La Pologne s'attaque aux contenus préjudiciables en ligne
Les législateurs polonais ont voté jeudi une mesure visant à lutter contre ce qu'on appelle le « trash streaming ». Cette initiative fait suite à des inquiétudes croissantes concernant les contenus perturbants en ligne. Les nouvelles règles érigeront en infraction pénale la diffusion de crimes graves. Les contrevenants s'exposent à une peine pouvant aller jusqu'à cinq ans de prison.
La loi vise les contenus qui montrent des crimes déjà sévèrement punis. Il s'agit notamment du meurtre, du viol et d'autres infractions graves. Les législateurs affirment que ces diffusions peuvent causer plus de tort que le crime initial. Un seul flux peut être vu par des milliers de personnes en quelques minutes.
Cette décision s'inscrit dans le cadre d'un plan plus large de la Pologne visant à durcir la réglementation sur Internet. L'impact des contenus numériques préjudiciables est une préoccupation croissante pour les autorités.
De nouvelles sanctions couvrent plusieurs types de contenus
La loi ne se limite pas aux seuls crimes violents. Les autorités cibleront également les diffusions montrant de la cruauté envers les animaux et des actes de violence visant à humilier autrui. Les contenus faisant la promotion des jeux d'argent entrent également dans le champ d'application des nouvelles mesures. Les principaux domaines couverts par la loi comprennent :
Le meurtre et d'autres crimes graves
Le viol et les violences sexuelles
La cruauté envers les animaux
Les actes de violence humiliants
La promotion des jeux d'argent
Les diffusions de faux crimes pourraient également entraîner des peines de prison
La législation ne se concentre pas uniquement sur les crimes réels.

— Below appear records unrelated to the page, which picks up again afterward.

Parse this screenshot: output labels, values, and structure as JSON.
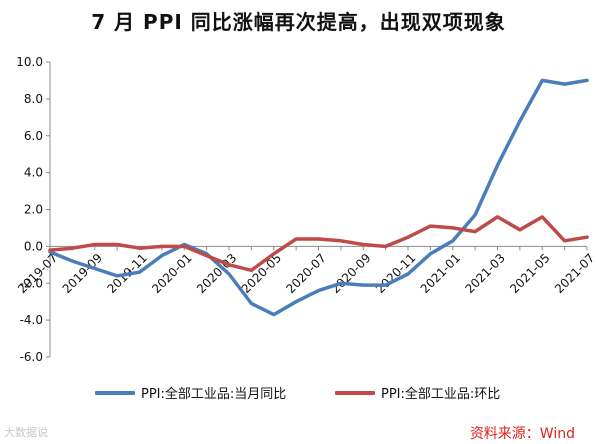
{
  "chart_data": {
    "type": "line",
    "title": "7 月 PPI 同比涨幅再次提高，出现双项现象",
    "xlabel": "",
    "ylabel": "",
    "ylim": [
      -6,
      10
    ],
    "yticks": [
      "-6.0",
      "-4.0",
      "-2.0",
      "0.0",
      "2.0",
      "4.0",
      "6.0",
      "8.0",
      "10.0"
    ],
    "ytick_values": [
      -6,
      -4,
      -2,
      0,
      2,
      4,
      6,
      8,
      10
    ],
    "x": [
      "2019-07",
      "2019-08",
      "2019-09",
      "2019-10",
      "2019-11",
      "2019-12",
      "2020-01",
      "2020-02",
      "2020-03",
      "2020-04",
      "2020-05",
      "2020-06",
      "2020-07",
      "2020-08",
      "2020-09",
      "2020-10",
      "2020-11",
      "2020-12",
      "2021-01",
      "2021-02",
      "2021-03",
      "2021-04",
      "2021-05",
      "2021-06",
      "2021-07"
    ],
    "xtick_labels": [
      "2019-07",
      "2019-09",
      "2019-11",
      "2020-01",
      "2020-03",
      "2020-05",
      "2020-07",
      "2020-09",
      "2020-11",
      "2021-01",
      "2021-03",
      "2021-05",
      "2021-07"
    ],
    "grid": false,
    "legend_position": "bottom",
    "series": [
      {
        "name": "PPI:全部工业品:当月同比",
        "color": "#4a7ebb",
        "values": [
          -0.3,
          -0.8,
          -1.2,
          -1.6,
          -1.4,
          -0.5,
          0.1,
          -0.4,
          -1.5,
          -3.1,
          -3.7,
          -3.0,
          -2.4,
          -2.0,
          -2.1,
          -2.1,
          -1.5,
          -0.4,
          0.3,
          1.7,
          4.4,
          6.8,
          9.0,
          8.8,
          9.0
        ]
      },
      {
        "name": "PPI:全部工业品:环比",
        "color": "#be4b48",
        "values": [
          -0.2,
          -0.1,
          0.1,
          0.1,
          -0.1,
          0.0,
          0.0,
          -0.5,
          -1.0,
          -1.3,
          -0.4,
          0.4,
          0.4,
          0.3,
          0.1,
          0.0,
          0.5,
          1.1,
          1.0,
          0.8,
          1.6,
          0.9,
          1.6,
          0.3,
          0.5
        ]
      }
    ]
  },
  "source_text": "资料来源：Wind",
  "watermark_text": "大数据说"
}
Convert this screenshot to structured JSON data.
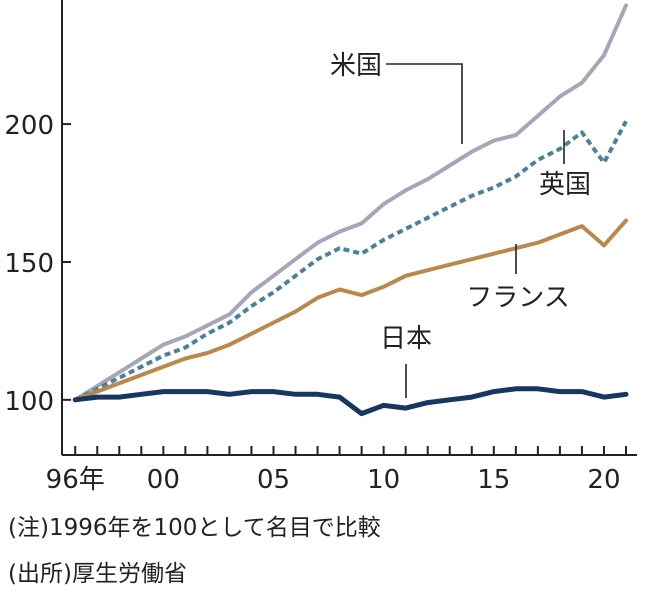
{
  "chart_data": {
    "type": "line",
    "title": "",
    "xlabel": "",
    "ylabel": "",
    "ylim": [
      80,
      245
    ],
    "xlim": [
      1995.4,
      2021.5
    ],
    "grid": false,
    "legend": "annotations",
    "y_ticks": [
      {
        "value": 100,
        "label": "100"
      },
      {
        "value": 150,
        "label": "150"
      },
      {
        "value": 200,
        "label": "200"
      }
    ],
    "x_tick_years": [
      1996,
      1997,
      1998,
      1999,
      2000,
      2001,
      2002,
      2003,
      2004,
      2005,
      2006,
      2007,
      2008,
      2009,
      2010,
      2011,
      2012,
      2013,
      2014,
      2015,
      2016,
      2017,
      2018,
      2019,
      2020,
      2021
    ],
    "x_tick_labels": [
      {
        "year": 1996,
        "label": "96年"
      },
      {
        "year": 2000,
        "label": "00"
      },
      {
        "year": 2005,
        "label": "05"
      },
      {
        "year": 2010,
        "label": "10"
      },
      {
        "year": 2015,
        "label": "15"
      },
      {
        "year": 2020,
        "label": "20"
      }
    ],
    "x": [
      1996,
      1997,
      1998,
      1999,
      2000,
      2001,
      2002,
      2003,
      2004,
      2005,
      2006,
      2007,
      2008,
      2009,
      2010,
      2011,
      2012,
      2013,
      2014,
      2015,
      2016,
      2017,
      2018,
      2019,
      2020,
      2021
    ],
    "series": [
      {
        "name": "米国",
        "color": "#a7a6b8",
        "style": "solid",
        "values": [
          100,
          105,
          110,
          115,
          120,
          123,
          127,
          131,
          139,
          145,
          151,
          157,
          161,
          164,
          171,
          176,
          180,
          185,
          190,
          194,
          196,
          203,
          210,
          215,
          225,
          243
        ]
      },
      {
        "name": "英国",
        "color": "#4d8099",
        "style": "dashed",
        "values": [
          100,
          104,
          108,
          112,
          116,
          119,
          124,
          128,
          134,
          139,
          145,
          151,
          155,
          153,
          158,
          162,
          166,
          170,
          174,
          177,
          181,
          187,
          191,
          197,
          186,
          201
        ]
      },
      {
        "name": "フランス",
        "color": "#b8894a",
        "style": "solid",
        "values": [
          100,
          103,
          106,
          109,
          112,
          115,
          117,
          120,
          124,
          128,
          132,
          137,
          140,
          138,
          141,
          145,
          147,
          149,
          151,
          153,
          155,
          157,
          160,
          163,
          156,
          165
        ]
      },
      {
        "name": "日本",
        "color": "#163760",
        "style": "solid",
        "values": [
          100,
          101,
          101,
          102,
          103,
          103,
          103,
          102,
          103,
          103,
          102,
          102,
          101,
          95,
          98,
          97,
          99,
          100,
          101,
          103,
          104,
          104,
          103,
          103,
          101,
          102
        ]
      }
    ],
    "annotations": [
      {
        "series": "米国",
        "text": "米国"
      },
      {
        "series": "英国",
        "text": "英国"
      },
      {
        "series": "フランス",
        "text": "フランス"
      },
      {
        "series": "日本",
        "text": "日本"
      }
    ]
  },
  "notes": {
    "note1": "(注)1996年を100として名目で比較",
    "note2": "(出所)厚生労働省"
  }
}
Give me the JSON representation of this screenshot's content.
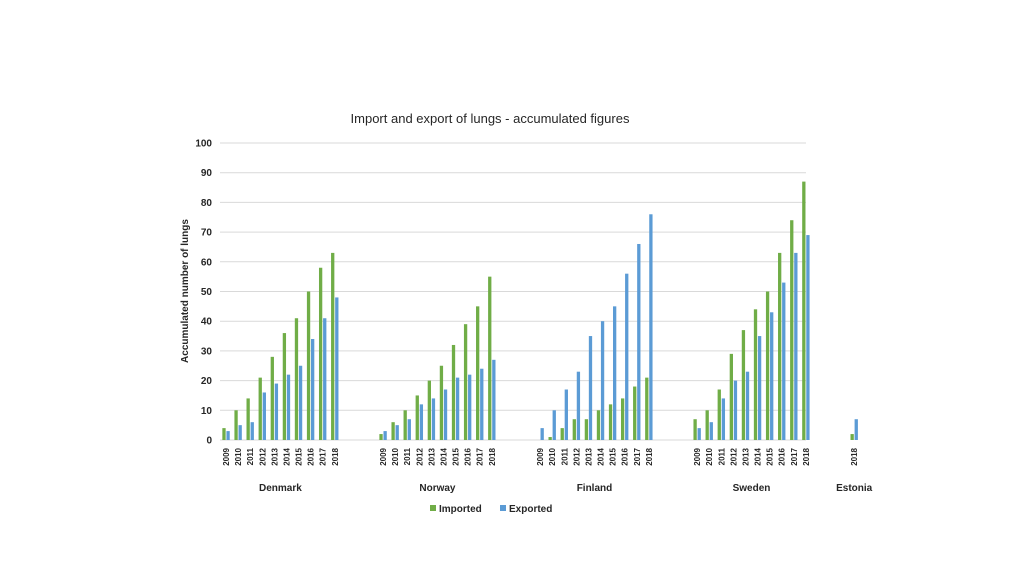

Les personnes qui mettent en scène ou simulent de fausses infractions graves lors d'un streaming pourraient encourir les mêmes sanctions. Les législateurs ont déclaré que les fausses diffusions peuvent semer la panique et encourager des comportements dangereux.
Cette disposition pourrait devenir l'un des éléments les plus surveillés de la loi. Des questions pourraient se poser quant à la manière dont les autorités distinguent la mise en scène de l'imitation criminelle. Néanmoins, les responsables estiment que cette mesure comble une lacune importante. Ils font valoir que les contenus mis en scène peuvent causer des dommages même en l'absence de crime réel.
Une initiative s'inscrivant dans un effort plus large en faveur de la sécurité numérique
La Pologne a récemment restreint l'utilisation des téléphones portables dans les écoles pour les enfants de moins de 16 ans. Le pays a également mis en place des règles plus strictes de vérification de l'âge pour l'accès à la pornographie. Ensemble, ces efforts indiquent une orientation politique plus large, axée sur un contrôle renforcé des espaces numériques.
Au-delà de la Pologne, les régulateurs européens continuent de s'attaquer aux risques en ligne par le biais de la loi sur les services numériques. Cette loi impose aux services en ligne de supprimer rapidement les contenus illégaux.
Cependant, les sanctions pénales restent en grande partie de la responsabilité des États. La nouvelle législation polonaise ajoute donc un niveau supplémentaire de contrôle, qui vise directement les créateurs de contenu eux-mêmes.
Pour les streamers, le message semble clair. Les contenus qui franchissent les limites légales pourraient désormais entraîner des conséquences bien au-delà d'une simple suspension de compte — et mener à des années derrière les barreaux.